Background readings:
Lecture 14
11/23/16
CANCELLED! No class 11/23
Diedrik Kingma: Generative models

Main readings:

Lecture 15
11/30/16
In-class project presentations

Course Description:

    In recent years, deep learning has enabled huge progress in many domains including computer vision, speech, NLP, and robotics. It has become the leading solution for many tasks, from winning the ImageNet competition to winning at Go against a world champion. This class is designed to help students develop a deeper understanding of deep learning and explore new research directions and applications of deep learning. It assumes that students already have a basic understanding of deep learning. In particular, we will explore a selected list of new, cutting-edge topics in deep learning:

    • Security and privacy issues in deep learning. First, we will explore attack methods and defenses in the area of adversarial deep learning, where attackers can purposefully generate adversarial examples to fool state-of-the-art deep learning systems. Second, we will explore the area of privacy-preserving deep learning. A deep learning system trained over private data could memorize and leak private information undesirably. We will explore areas including model-inversion attacks and how to provide differential privacy guarantees for deep learning algorithms. Finally, we will explore the use of deep learning in security applications such as malware and fraud detection.
    • Novel application domains of deep learning, beyond the mainstays of computer vision and speech recognition. First, we will explore new techniques in deep reinforcement learning, involving both applications of reinforcement learning to traditionally supervised learning problems and applications of deep learning to tasks that involve decision making and control. Second, we will explore new domains at the intersection of deep learning and program synthesis and formal verification. We will also explore other new application domains such as using deep learning for graph analysis.
    • Recent advances in the theoretical and systems aspects of deep learning. First, we will cover the recent advances in generative models, including variational autoencoders and generative adversarial networks. Second, we will explore new theoretical advances in understanding deep learning such as the Deep Rendering Model. Third, we will explore new system and architectural advances in scaling up deep learning and new architectural designs.

Class Format and Project:

    This is a lecture, discussion, and project oriented class. Each lecture will focus on one of the topics, including a survey of the state-of-the-art in the area and an in-depth discussion of the topic. Each week, students are expected to complete reading assignments before class and participate actively in class discussion.

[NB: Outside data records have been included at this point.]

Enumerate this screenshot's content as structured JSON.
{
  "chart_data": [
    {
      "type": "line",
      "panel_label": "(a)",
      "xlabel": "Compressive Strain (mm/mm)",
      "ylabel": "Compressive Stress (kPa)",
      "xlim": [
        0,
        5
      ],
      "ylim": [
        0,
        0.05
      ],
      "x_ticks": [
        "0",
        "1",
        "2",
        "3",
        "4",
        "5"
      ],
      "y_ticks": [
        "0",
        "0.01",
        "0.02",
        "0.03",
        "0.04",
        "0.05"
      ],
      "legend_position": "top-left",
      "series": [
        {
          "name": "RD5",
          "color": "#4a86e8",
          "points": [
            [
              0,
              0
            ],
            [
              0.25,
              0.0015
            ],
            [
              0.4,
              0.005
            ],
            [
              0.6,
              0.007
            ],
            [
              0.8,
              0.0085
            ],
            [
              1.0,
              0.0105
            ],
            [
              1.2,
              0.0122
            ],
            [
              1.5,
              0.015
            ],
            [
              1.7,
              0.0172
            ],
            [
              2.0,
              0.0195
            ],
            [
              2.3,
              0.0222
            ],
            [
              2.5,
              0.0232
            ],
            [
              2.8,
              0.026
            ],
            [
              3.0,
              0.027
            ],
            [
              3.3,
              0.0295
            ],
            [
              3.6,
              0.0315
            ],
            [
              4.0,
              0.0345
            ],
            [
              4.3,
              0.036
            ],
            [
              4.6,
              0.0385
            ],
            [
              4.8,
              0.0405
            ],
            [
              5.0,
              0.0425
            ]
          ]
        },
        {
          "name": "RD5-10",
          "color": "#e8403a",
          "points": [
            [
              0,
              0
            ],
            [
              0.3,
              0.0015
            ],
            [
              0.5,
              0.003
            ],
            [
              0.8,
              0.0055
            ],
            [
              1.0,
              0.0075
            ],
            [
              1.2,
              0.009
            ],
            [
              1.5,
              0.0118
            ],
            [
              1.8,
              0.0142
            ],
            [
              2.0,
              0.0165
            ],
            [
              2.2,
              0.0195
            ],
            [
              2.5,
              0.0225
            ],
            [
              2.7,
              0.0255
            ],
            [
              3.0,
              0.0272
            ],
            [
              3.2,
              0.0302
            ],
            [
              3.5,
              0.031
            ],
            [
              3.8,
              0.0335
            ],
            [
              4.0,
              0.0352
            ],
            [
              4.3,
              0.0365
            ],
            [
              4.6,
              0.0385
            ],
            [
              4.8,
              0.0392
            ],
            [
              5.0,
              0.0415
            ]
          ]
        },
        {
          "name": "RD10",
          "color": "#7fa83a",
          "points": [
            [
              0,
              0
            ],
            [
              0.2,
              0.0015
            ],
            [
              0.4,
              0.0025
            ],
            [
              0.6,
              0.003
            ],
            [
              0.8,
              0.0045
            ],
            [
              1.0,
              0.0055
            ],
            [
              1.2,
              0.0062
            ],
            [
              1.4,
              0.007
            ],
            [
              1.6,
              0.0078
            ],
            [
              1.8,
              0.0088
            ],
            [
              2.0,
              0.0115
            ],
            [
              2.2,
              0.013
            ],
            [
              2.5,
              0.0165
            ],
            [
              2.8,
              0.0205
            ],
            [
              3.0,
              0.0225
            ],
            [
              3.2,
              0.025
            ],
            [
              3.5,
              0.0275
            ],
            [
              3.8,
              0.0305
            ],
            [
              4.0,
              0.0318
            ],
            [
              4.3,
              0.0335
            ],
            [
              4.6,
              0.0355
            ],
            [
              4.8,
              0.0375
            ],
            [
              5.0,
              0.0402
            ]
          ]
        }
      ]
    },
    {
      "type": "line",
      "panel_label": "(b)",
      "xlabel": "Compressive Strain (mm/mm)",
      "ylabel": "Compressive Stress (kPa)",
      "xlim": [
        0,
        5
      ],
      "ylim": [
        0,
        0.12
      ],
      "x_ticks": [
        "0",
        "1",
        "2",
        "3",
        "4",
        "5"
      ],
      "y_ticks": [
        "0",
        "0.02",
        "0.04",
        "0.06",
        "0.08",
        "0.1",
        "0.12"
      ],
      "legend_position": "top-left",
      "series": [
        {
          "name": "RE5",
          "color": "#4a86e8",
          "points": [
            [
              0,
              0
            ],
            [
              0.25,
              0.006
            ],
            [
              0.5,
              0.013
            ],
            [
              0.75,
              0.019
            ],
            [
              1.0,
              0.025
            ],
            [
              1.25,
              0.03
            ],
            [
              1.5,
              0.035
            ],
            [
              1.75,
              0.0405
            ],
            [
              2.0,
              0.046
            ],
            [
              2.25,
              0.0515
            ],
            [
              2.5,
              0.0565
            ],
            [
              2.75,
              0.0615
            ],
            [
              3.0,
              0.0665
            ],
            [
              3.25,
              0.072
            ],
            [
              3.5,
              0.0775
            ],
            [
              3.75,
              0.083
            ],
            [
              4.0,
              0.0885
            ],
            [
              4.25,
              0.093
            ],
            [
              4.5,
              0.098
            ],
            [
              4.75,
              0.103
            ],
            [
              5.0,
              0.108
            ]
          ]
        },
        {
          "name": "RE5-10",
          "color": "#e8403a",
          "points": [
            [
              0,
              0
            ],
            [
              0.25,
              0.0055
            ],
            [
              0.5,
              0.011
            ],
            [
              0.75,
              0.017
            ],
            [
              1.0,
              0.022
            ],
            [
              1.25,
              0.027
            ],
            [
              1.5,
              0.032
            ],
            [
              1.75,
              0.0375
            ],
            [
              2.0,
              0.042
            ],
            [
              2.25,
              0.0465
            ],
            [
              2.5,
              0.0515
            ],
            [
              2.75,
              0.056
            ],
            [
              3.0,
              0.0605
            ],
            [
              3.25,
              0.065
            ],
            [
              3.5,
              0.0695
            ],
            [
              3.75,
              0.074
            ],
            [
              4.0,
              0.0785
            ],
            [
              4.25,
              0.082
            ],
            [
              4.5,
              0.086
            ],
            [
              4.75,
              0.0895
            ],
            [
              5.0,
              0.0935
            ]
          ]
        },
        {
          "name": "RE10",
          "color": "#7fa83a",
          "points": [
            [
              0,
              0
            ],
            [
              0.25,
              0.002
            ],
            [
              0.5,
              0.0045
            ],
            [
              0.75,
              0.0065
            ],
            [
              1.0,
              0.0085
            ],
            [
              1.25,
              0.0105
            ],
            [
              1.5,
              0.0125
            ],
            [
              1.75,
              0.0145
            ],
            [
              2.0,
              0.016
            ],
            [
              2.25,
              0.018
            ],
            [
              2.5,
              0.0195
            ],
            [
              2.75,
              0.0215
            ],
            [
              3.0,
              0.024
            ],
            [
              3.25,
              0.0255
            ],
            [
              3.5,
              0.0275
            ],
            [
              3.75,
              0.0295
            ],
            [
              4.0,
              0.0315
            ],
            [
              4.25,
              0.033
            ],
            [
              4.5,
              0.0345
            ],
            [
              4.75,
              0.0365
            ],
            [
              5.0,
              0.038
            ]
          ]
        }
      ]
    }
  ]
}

    Students will also form project groups and complete a research-quality class project. Groups will consist of one to three students.

    Course #: COMPSCI 294-131 (Class #34939)

Deadlines:

  • Reading assignment deadlines:
    • For students,
      • Submit questions by Sunday noon
      • Vote on the poll of discussion questions by Monday 11:59 pm
    • For discussion leads,
      • Send form to collect questions from students by Friday 11:59 pm
      • Summarize questions proposed by students to form the poll and send it by Sunday 11:59 pm
      • Summarize the poll to generate a ranked & categorized discussion question list and send the list to teaching staff by Tuesday 7pm

  • Project deadlines:
    • 9/21: project groups due
    • 9/28: project proposal due
    • 10/26: project milestone report due
    • 11/30: in-class presentation
    • 12/16: final project report due

Background reading:

    Deep Learning, by Ian Goodfellow, Yoshua Bengio, and Aaron Courville

Grading:

  • 20% class participation
  • 35% weekly reading assignment
    • 10% discussion leads
    • 25% individual reading assignments
  • 45% project

All information is tentative and subject to change.